A repeatable B2B research routine
To make the LinkedIn Ad Library a habit rather than a one-off, reduce it to a short loop you run on any company worth studying.
- Search the company in the LinkedIn Ad Library and confirm you have the right page.
- Scan the full set of ads, not just the newest one, to read the funnel and the format mix.
- Note the messaging and offers the company has decided are worth funding, and look for the angle it keeps returning to.
- Check the EU detail if the company advertises there, for the extra targeting context.
- Write one specific observation into your outreach or your strategy doc, something only someone who actually looked would know.
Run that loop and your B2B research stops being guesswork. You are reading a competitor’s stated, funded positioning directly, and qualifying prospects by whether they have already validated the channel you want to sell into.
Where the limits are
To keep your research credible, hold the boundaries in mind. The LinkedIn Ad Library does not publish exact commercial spend, so any spend figure you quote would be a guess. It does not give performance metrics, so a long-running ad implies success but does not prove it. And targeting detail is fuller in the EU than elsewhere, so the depth of what you can see is not uniform. Use it as a signal and a window into messaging, not as a complete account of a competitor’s program. For the cross-platform method that ties this together, see how to see what ads a company is running.
Jump straight into any company’s LinkedIn ads
The LinkedIn Ad Library has the same friction as every official library: it lives on its own page, with its own search, and you navigate and retype every time. When you are working through a list of B2B prospects, that overhead is real.
Our free Ad Library Checker removes it. Enter a company name once and it opens the LinkedIn Ad Library with your search pre-filled, alongside the Meta, Google, and TikTok libraries. It does not host or scrape anything; it deep-links you into LinkedIn’s own page so you skip the navigating. For agencies and B2B marketers turning ad activity into outreach, that turns a slow, multi-tab routine into a few seconds per company.
If some of your prospects advertise on search and video or on short-form video, read our companion guides to the Google Ads Transparency Center and the TikTok Ad Library. Together they cover every major ad library you would need to check. And once you know which companies are advertising, the lead research and outreach tools at Inflowave help you turn that signal into booked B2B calls.
Frequently asked questions
- What is the LinkedIn Ad Library?
- It is LinkedIn's free, public library of the ads that companies run on the platform. Built to support advertising transparency, it lets anyone search by company and review the ads a page has been running, without needing a LinkedIn ad account.

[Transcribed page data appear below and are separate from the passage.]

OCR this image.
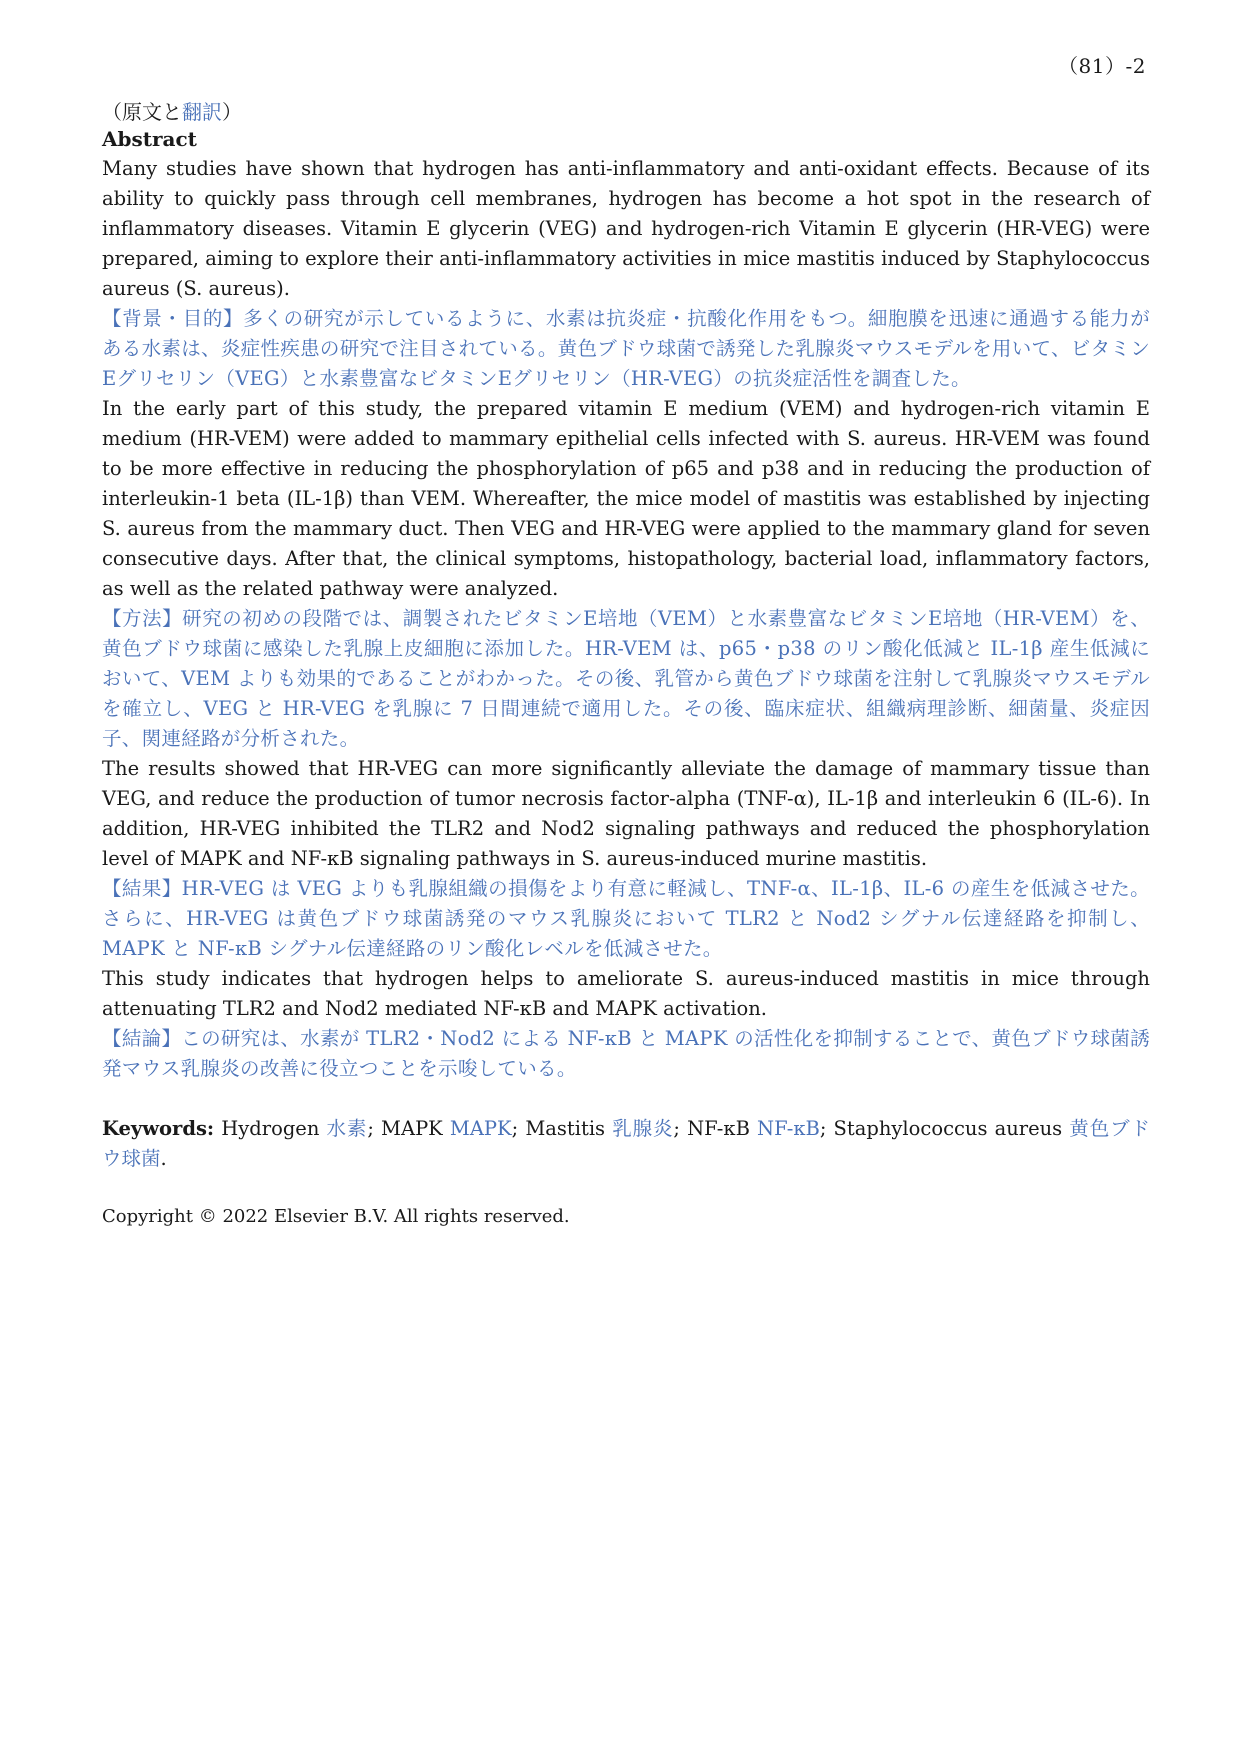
（81）-2
（原文と翻訳）
Abstract

Many studies have shown that hydrogen has anti-inflammatory and anti-oxidant effects. Because of its ability to quickly pass through cell membranes, hydrogen has become a hot spot in the research of inflammatory diseases. Vitamin E glycerin (VEG) and hydrogen-rich Vitamin E glycerin (HR-VEG) were prepared, aiming to explore their anti-inflammatory activities in mice mastitis induced by Staphylococcus aureus (S. aureus).

【背景・目的】多くの研究が示しているように、水素は抗炎症・抗酸化作用をもつ。細胞膜を迅速に通過する能力がある水素は、炎症性疾患の研究で注目されている。黄色ブドウ球菌で誘発した乳腺炎マウスモデルを用いて、ビタミンEグリセリン（VEG）と水素豊富なビタミンEグリセリン（HR-VEG）の抗炎症活性を調査した。

In the early part of this study, the prepared vitamin E medium (VEM) and hydrogen-rich vitamin E medium (HR-VEM) were added to mammary epithelial cells infected with S. aureus. HR-VEM was found to be more effective in reducing the phosphorylation of p65 and p38 and in reducing the production of interleukin-1 beta (IL-1β) than VEM. Whereafter, the mice model of mastitis was established by injecting S. aureus from the mammary duct. Then VEG and HR-VEG were applied to the mammary gland for seven consecutive days. After that, the clinical symptoms, histopathology, bacterial load, inflammatory factors, as well as the related pathway were analyzed.

【方法】研究の初めの段階では、調製されたビタミンE培地（VEM）と水素豊富なビタミンE培地（HR-VEM）を、黄色ブドウ球菌に感染した乳腺上皮細胞に添加した。HR-VEM は、p65・p38 のリン酸化低減と IL-1β 産生低減において、VEM よりも効果的であることがわかった。その後、乳管から黄色ブドウ球菌を注射して乳腺炎マウスモデルを確立し、VEG と HR-VEG を乳腺に 7 日間連続で適用した。その後、臨床症状、組織病理診断、細菌量、炎症因子、関連経路が分析された。

The results showed that HR-VEG can more significantly alleviate the damage of mammary tissue than VEG, and reduce the production of tumor necrosis factor-alpha (TNF-α), IL-1β and interleukin 6 (IL-6). In addition, HR-VEG inhibited the TLR2 and Nod2 signaling pathways and reduced the phosphorylation level of MAPK and NF-κB signaling pathways in S. aureus-induced murine mastitis.

【結果】HR-VEG は VEG よりも乳腺組織の損傷をより有意に軽減し、TNF-α、IL-1β、IL-6 の産生を低減させた。さらに、HR-VEG は黄色ブドウ球菌誘発のマウス乳腺炎において TLR2 と Nod2 シグナル伝達経路を抑制し、MAPK と NF-κB シグナル伝達経路のリン酸化レベルを低減させた。

This study indicates that hydrogen helps to ameliorate S. aureus-induced mastitis in mice through attenuating TLR2 and Nod2 mediated NF-κB and MAPK activation.

【結論】この研究は、水素が TLR2・Nod2 による NF-κB と MAPK の活性化を抑制することで、黄色ブドウ球菌誘発マウス乳腺炎の改善に役立つことを示唆している。

Keywords: Hydrogen 水素; MAPK MAPK; Mastitis 乳腺炎; NF-κB NF-κB; Staphylococcus aureus 黄色ブドウ球菌.

Copyright © 2022 Elsevier B.V. All rights reserved.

- How do I search the LinkedIn Ad Library?
- Open the LinkedIn Ad Library and search by the company name. Select the company page, then browse the ads it has run. Because LinkedIn is the dominant B2B advertising channel, this is the first place to look when researching a B2B competitor's paid activity.
- Does the LinkedIn Ad Library show targeting information?

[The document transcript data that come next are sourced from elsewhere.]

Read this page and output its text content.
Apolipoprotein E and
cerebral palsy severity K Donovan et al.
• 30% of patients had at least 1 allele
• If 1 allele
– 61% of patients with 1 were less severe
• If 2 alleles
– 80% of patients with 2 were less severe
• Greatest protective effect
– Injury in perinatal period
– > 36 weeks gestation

- For ads served in the European Union, LinkedIn exposes additional targeting-related detail to comply with EU transparency rules, such as broad audience parameters. Outside the EU the detail is narrower. It does not publish exact spend or performance for ordinary ads.
- Is the LinkedIn Ad Library useful for B2B competitor research?
- Very. LinkedIn is the dominant channel for B2B paid acquisition, so a competitor running ads there has validated the channel and revealed its messaging and offers. It is the best free source for understanding a B2B competitor's paid presence.